Nina gave him a small nod to let him know she thought it was all right, but she followed them as they went to the front door. The transpo arrived faster than expected, so in minutes Jordie was gone. Ewan pulled her close for a hug as they watched it drive away, heading for the rail system.
“That was weird,” Ewan said.
“Yes. That kid is weird. Let’s go to bed.”
She kissed him with a smile, not telling him that she’d lied to Jordie. It might have been the glitching tech. It might have been something else.
She did feel different.
CHAPTER EIGHTEEN
“You ready to do this?” Ewan looked from his own reflection in the mirror, where he’d been straightening his bow tie, to Nina’s.
She shook her head, then turned her face from side to side to study herself in the mirror. She wore a floor-length tunic-gown hanging from one shoulder with a several strands of glittering beads. Both the dress and the beads were red, the color he loved best on her. This time, she’d refused his offer of a makeup artist and hairdresser coming to the house and had pinned her hair up in a complicated series of twists at the top leading to a full explosion
of her curls down her back. She was so beautiful that she took his breath away.
“Absolutely not,” she answered after a moment. “No way.”
He laughed and turned to take her in his arms. “Baby . . . you’ll be fine. Your speech is terrific, you don’t need to worry about that. They’re going to love you.”
“I do have experience speaking in front of crowds, Ewan. I’m not scared about that.” She gave him a slightly annoyed glance he supposed he deserved for being slightly patronizing. “This feels different, that’s all.”
“Why?” Curiously, he studied her as he used a fingertip to push a dangling curl over her shoulder. He let his fingertip trace her upper arms and watched her skin ripple into gooseflesh that he wanted to kiss and lick and stroke.
“Because they’re all hyper moneyed.” She shrugged but didn’t move out of his embrace. “This crowd is not the same as the ones I’m used to connecting with. It’s not like speaking to mothers’ groups or educators on behalf of the other enhanced soldiers, or testifying to senators in support of the tech to prove that it’s necessary and important. I’ve worked for rich people before, lots of times, I mean, they’re the only ones who could afford me. It’s different being one of them. Moving among the crowd instead of around or through it. It’s almost like you all speak a foreign language. Before, when I talked to people and tried to convince them to support my cause, it was always as a soldier. I wore my uniform to remind them of that. Not like . . . this.

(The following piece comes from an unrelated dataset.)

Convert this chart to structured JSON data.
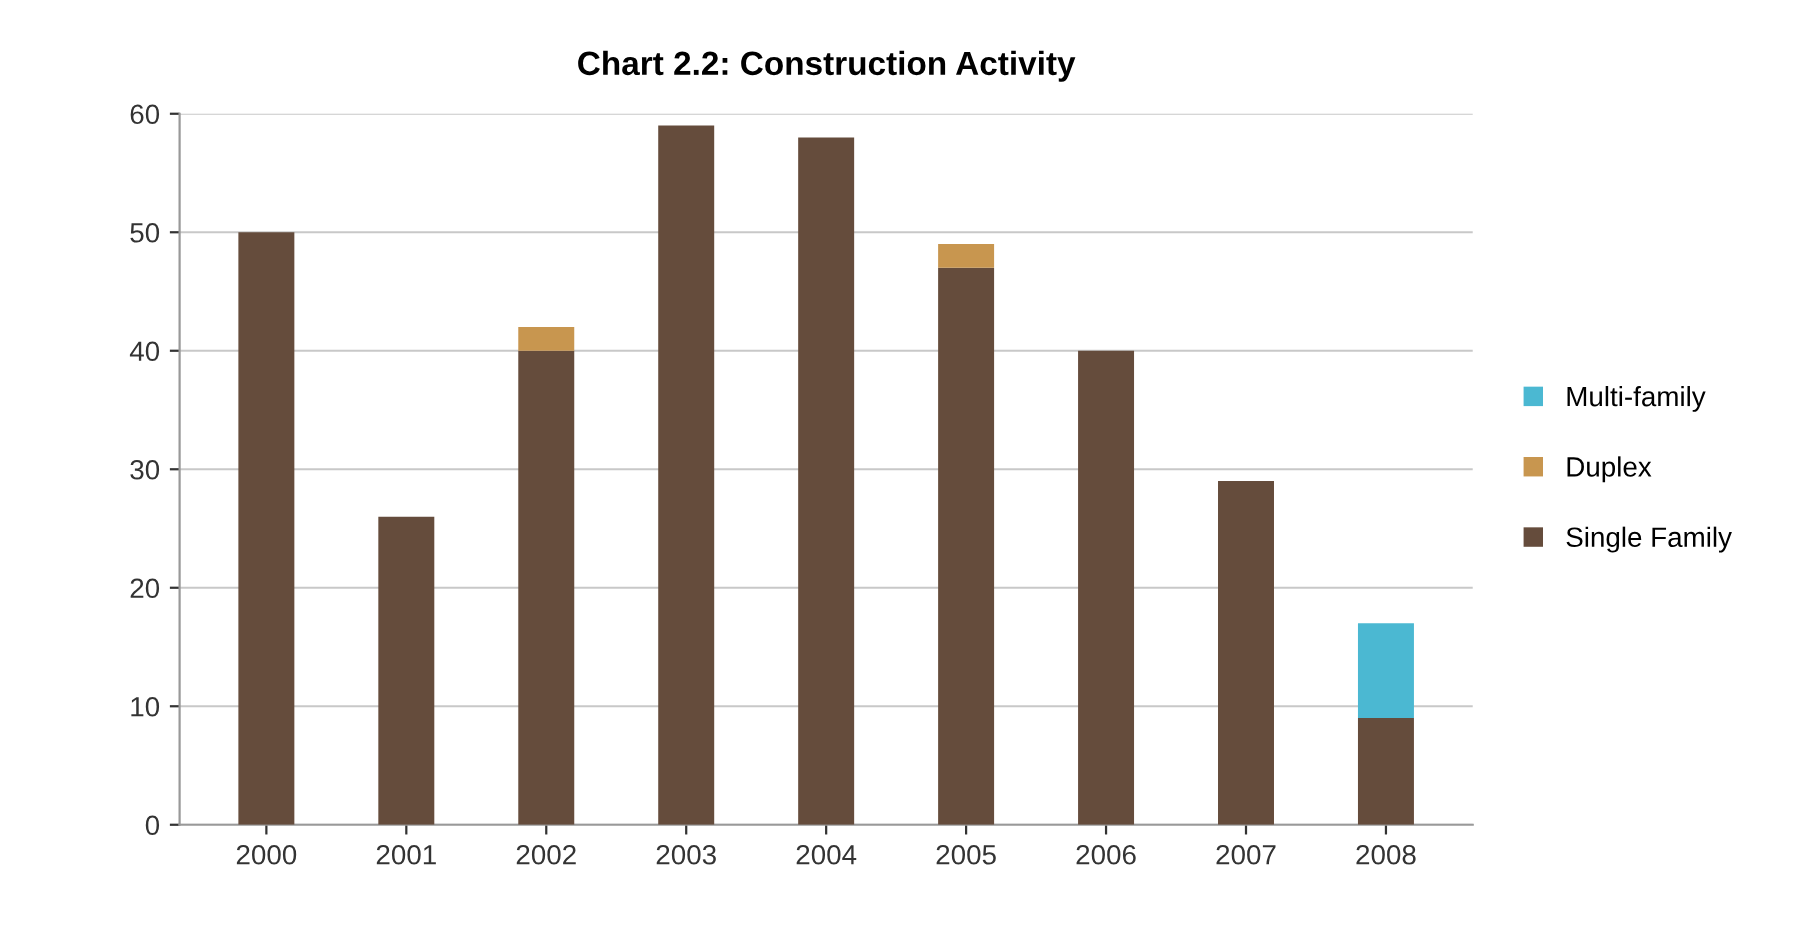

“These,” she added with a kick of one foot to show off the pointy-toed high heel. “I mean look at these things. They ought to be designated as lethal weapons, mostly because they’re killing my feet.”
“So take them off. Wear your boots. Hell, wear your uniform, if that makes you feel better. I told you that before.” Ewan eased her closer for a kiss.
Nina laughed and rolled her eyes. “Ewan. My love. My heart. Do you really think anyone is going to take me seriously if I don’t show up dressed for the part? Katrinka was right. They don’t want to see a soldier in front of them. They don’t want to be reminded of what I am.”